On Sept. 21, seven of the nine candidates running for the three open slots on the Peoria Unified School District board attended a candidate forum, where they outlined their ideas, perspectives and plans.
More than 35,000 students attend PUSD schools in Glendale and Peoria.
While Linda Busam and Rebecca Hill were unable to attend, CJ Williams, Kirk Hobbs, Davita Solter, Kacie Franklin, Bill Sorensen, Devon Updegraff-Day and David Sandoval participated in the online event.
Candidates were asked about issues that prompted them to run for the governing board.
A mother of three children and lifelong West Valley resident, Franklin outlined her plans for educators throughout the district.
“One of the primary issues for me is our teacher retention. We have a history of bringing in fabulous people but not being able to retain them due to a number of factors,” said Franklin. “I truly believe that we need to look at significant ways to retain our wonderful educators, because they are the reason that we keep moving forward and that we produce some of the most stellar students in the state.”
Hobbs, the father of three PUSD students and a 10-year volunteer in the district, said concerns in regard to student success rates led him to become a candidate.
“When I really looked at the concerns that most parents I come in contact with have, I think probably the biggest issue is concern with getting students back on track in regard to overall performance. In many of our school districts, we’re seeing our juniors are failing on the state ELA (English Language Arts) tests somewhere at somewhere over 50%. We’ve got close to 44% who are not passing our math state test. So, my concern is returning PUSD back to the school district of choice,” said Hobbs. “My wife and I chose where we live 15 years ago because of the school district’s reputation, so I’d like to see us return to that excellence.”
Sandoval, the president of the school board who is seeking reelection, reflected on the aspects of the board that inspired him to rerun. His fellow board members Monica Ceja Martinez and Judy Doane are not running for reelection.

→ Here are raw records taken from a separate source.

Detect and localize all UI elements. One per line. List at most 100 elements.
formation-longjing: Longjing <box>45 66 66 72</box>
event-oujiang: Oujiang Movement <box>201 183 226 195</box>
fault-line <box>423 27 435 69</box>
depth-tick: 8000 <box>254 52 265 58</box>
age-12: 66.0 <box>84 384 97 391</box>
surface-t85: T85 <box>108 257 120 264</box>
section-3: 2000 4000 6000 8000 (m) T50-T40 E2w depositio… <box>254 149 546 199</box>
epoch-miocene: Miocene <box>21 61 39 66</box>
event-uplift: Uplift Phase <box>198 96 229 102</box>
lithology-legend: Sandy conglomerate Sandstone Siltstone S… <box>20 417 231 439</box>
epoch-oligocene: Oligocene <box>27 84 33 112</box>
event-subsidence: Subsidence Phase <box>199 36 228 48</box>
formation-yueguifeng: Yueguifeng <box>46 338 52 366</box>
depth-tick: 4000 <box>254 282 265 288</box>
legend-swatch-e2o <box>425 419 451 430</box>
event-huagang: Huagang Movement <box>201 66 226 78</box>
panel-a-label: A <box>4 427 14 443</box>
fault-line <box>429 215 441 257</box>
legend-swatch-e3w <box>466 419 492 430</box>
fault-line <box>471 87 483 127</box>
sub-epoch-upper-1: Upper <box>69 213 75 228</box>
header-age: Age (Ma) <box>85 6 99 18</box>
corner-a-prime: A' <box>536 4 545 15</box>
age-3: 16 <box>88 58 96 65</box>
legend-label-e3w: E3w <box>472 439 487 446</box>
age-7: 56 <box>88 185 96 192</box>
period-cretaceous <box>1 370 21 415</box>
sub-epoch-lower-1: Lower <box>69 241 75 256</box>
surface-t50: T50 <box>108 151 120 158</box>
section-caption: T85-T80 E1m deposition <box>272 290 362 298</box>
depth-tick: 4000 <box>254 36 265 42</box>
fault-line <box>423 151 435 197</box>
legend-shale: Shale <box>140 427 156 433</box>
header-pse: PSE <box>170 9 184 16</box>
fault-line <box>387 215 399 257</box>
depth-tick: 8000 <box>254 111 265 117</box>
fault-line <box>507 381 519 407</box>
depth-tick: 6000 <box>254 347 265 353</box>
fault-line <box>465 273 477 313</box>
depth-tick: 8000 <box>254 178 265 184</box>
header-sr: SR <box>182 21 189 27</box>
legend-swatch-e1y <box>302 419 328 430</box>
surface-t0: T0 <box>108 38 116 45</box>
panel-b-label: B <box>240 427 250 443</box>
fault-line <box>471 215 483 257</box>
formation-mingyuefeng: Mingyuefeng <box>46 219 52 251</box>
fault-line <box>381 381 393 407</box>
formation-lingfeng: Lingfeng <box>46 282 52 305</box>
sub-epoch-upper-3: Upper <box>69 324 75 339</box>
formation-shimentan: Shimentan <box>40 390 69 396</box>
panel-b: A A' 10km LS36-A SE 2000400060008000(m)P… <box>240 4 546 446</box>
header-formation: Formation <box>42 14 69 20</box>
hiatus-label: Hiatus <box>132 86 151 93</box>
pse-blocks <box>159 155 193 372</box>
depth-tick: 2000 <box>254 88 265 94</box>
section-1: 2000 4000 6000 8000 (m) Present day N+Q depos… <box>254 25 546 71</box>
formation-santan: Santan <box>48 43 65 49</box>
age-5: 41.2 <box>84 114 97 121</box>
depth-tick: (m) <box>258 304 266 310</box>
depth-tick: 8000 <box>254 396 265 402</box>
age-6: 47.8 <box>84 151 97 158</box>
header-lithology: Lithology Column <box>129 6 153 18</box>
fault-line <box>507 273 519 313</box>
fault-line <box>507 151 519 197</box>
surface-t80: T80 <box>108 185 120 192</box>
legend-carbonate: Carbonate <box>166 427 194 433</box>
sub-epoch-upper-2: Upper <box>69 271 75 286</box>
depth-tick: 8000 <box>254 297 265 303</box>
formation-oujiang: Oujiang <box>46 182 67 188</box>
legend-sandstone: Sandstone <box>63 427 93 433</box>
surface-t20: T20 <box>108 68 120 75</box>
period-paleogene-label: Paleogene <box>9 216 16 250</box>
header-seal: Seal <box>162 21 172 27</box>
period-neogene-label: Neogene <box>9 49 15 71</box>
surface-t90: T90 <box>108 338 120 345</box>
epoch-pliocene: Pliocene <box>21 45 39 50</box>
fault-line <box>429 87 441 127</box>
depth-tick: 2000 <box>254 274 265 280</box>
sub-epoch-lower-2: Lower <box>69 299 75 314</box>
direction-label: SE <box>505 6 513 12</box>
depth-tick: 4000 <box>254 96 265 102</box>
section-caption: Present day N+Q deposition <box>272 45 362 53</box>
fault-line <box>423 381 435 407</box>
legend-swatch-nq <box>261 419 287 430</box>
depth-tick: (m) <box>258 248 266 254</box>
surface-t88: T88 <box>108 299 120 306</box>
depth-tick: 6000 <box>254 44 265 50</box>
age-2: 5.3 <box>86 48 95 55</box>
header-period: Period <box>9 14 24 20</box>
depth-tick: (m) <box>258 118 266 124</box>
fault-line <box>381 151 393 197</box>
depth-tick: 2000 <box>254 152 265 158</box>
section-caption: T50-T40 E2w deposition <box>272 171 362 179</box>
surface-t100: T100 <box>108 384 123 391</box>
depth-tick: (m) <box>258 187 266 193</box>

“We’ve seen a lot over the last three-plus years,” Sandoval said. “The dynamics of the Red for Ed movement, the hiring of a new superintendent and now through the pandemic. I’ll continue to be present and listen first to understand, be very informed and make data-driven decisions with a focus on our most important assets—our youth.”
After serving over three decades in the district, Solter said passion for service and education led her to run.
“In 2012, I retired from the school district and I currently work in Glendale Elementary School District as the Wellness Program specialist. Because of my part-time ability, I am able to volunteer in five of the PUSD sites. I’m also very active in the city of Glendale with different volunteer organizations,” said Solter. “My passion is service and education, and I’m ready to go.”
Updegraff-Day outlined the experience in her field that she felt would allow her to advocate for diverse issues.
“I’m a practicing physician assistant, and I own a dermatology analogy practice with 17,000 active patients. … I have experience with the Child Protective Services adolescent department in the Baltimore area, as well as working with the House of Ruth, which is the escape for domestic violence, working with the children for those families,” said Updegraff-Day.
Williams noted she has family who served for the board and a kindergartener starting this school year.
“It’s in our blood,” Williams said. “My entire family serves the public interest of our students across the state. … The tradition continues. I’m invested for the long haul. I currently have the privilege for serving as the administrator for West-MEC and have served in public education for the last 19 years.”
Sorensen, a former principal of Centennial High School, cited his 17 years as an educator.
“There’s something about community and seeing the people around you every day that makes you want to add value. As a principal and assistant principal, I pride myself on being an active listener and I work for you. So, the concept of listening to our parents, to our students and to our teachers, to our leaders and creating meaning together in the name of community and connection and ensuring every single PUSD resident feels that they belong, is an absolute mission to our soul,” said Sorensen.